The dialogue is reduced to the extreme positions of respect and out right banning. What ever happened to tolerance? The middle?
Let's face it, it has not been that long since we had this discussion about tattooing. It was a an anti social act. Psychiatrists wrote books about the pathology of tattoos. The very discussion of tattoos made them cool enough to the point that they are totally banal now. One in every 5 of us has a tattoo and the usual discussion is "Cool, who does your work? Geez, that must have cost...."
It's hard to believe that we are having this debate. Governments and legislatures shouldn't be telling us what wew can or cannot wear. We've got the right to wear exactly what the hell we want. I guess I draw the line at crotchless jeans out side of primary schools or exploding top hats with sparklers while you are at a gas station filling your 4x4.
Perhaps there are tattooed people who wear burqas. Who would ever know? Not that I could ever find anything good about wearing a burqa. Any belief system that insists that half the population go about constantly covered from head to toe in black cloth, whether out of modesty, humility, tradition or stealth has a massive flaw.
But, then, I also believe that it is ridiculous to believe in transubstantiation, considering the bible to be the literal word of god reduces that supposedly omnipotent being to a muddle headed maniac. The Hindu caste system and the Roman Catholic rules against contraception are evil enough to have been invented by Satan, who was invented by....
Well, there, Now if something happens to me, no one could ever guess who's killed me.
It's not bigoted to disagree with peoples choices as long as you are defending their right to make them. If people do things I don't agree with, altering their appearance in ways that I think look awful or silly, then I am allowed to say so. Which brings me back to tattoos.

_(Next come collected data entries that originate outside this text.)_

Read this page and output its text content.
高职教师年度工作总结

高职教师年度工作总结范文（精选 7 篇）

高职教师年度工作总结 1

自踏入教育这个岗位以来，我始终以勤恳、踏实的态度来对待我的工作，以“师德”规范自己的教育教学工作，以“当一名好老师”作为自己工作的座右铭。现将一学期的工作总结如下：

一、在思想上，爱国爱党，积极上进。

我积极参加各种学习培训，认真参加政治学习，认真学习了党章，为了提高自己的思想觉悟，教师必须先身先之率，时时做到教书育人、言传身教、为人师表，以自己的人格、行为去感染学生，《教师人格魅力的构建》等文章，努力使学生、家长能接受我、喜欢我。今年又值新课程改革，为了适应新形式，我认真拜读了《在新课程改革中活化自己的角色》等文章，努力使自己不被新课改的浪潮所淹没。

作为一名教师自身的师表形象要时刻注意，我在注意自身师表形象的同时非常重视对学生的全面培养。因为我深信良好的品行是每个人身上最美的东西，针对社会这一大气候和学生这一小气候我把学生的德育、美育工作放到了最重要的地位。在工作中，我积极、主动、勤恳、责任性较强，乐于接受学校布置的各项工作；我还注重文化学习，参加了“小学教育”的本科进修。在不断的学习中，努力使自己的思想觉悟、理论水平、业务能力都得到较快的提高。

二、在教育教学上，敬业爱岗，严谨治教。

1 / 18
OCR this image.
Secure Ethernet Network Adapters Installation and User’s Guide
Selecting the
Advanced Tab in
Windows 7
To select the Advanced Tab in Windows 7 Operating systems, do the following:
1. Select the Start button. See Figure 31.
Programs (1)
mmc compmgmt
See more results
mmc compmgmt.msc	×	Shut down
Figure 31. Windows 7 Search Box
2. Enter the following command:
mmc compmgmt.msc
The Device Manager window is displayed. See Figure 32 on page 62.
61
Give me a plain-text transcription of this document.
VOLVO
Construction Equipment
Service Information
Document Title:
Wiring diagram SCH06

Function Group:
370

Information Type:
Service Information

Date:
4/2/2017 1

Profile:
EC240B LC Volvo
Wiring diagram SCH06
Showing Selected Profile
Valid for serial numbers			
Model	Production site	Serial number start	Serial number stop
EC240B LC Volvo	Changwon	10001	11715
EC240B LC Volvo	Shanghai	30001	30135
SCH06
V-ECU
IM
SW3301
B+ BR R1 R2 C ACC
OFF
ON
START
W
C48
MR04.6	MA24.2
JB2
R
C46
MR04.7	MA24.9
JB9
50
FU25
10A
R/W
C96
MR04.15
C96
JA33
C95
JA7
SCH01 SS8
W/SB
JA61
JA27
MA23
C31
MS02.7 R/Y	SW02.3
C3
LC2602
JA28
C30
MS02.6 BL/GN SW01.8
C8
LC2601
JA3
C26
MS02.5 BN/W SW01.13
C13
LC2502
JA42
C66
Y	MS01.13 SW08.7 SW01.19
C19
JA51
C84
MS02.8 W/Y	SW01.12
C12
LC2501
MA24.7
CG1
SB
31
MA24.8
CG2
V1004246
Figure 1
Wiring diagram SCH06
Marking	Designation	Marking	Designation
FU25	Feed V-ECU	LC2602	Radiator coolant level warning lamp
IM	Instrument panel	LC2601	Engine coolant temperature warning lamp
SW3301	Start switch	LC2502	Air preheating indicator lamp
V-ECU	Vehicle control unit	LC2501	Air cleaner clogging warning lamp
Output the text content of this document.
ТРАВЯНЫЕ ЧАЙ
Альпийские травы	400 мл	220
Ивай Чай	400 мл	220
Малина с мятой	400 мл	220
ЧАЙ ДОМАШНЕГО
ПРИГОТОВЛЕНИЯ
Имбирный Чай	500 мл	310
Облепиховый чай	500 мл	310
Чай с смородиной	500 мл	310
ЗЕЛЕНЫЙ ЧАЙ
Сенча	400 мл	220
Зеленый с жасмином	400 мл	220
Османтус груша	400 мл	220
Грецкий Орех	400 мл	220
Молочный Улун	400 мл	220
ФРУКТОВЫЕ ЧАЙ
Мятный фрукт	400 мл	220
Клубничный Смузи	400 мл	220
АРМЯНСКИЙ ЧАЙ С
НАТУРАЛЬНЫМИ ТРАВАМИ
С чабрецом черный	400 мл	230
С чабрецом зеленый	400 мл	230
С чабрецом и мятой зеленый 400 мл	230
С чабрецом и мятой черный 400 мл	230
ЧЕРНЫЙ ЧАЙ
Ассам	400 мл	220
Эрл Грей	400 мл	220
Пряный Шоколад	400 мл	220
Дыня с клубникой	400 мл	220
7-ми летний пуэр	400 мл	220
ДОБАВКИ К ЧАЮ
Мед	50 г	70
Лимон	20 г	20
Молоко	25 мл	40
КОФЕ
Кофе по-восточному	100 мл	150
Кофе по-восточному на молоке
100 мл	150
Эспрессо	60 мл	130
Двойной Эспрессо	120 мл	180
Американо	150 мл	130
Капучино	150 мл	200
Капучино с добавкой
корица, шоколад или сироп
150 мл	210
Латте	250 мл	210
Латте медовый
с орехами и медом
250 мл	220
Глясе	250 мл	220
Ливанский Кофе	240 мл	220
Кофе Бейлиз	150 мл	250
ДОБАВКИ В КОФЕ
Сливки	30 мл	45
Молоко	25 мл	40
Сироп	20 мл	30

Tattoos on most people are horrible and never come off. Walking around with a bad tattoo is like perpetually screaming, "I should never have done this!" at the top of your lungs. It isw foolishness made permanent. Most people can extricate themselves from a bad marriage with less pain. The fashion for tattoos, this fad for the indelible, shows an outbreak of mass imprudence comparable with Easter Island at its giant head-carving peak. Will it lead to thousands of years of collecticve regret?
But that's liberty for you: gladly or not, it's all about suffering fools.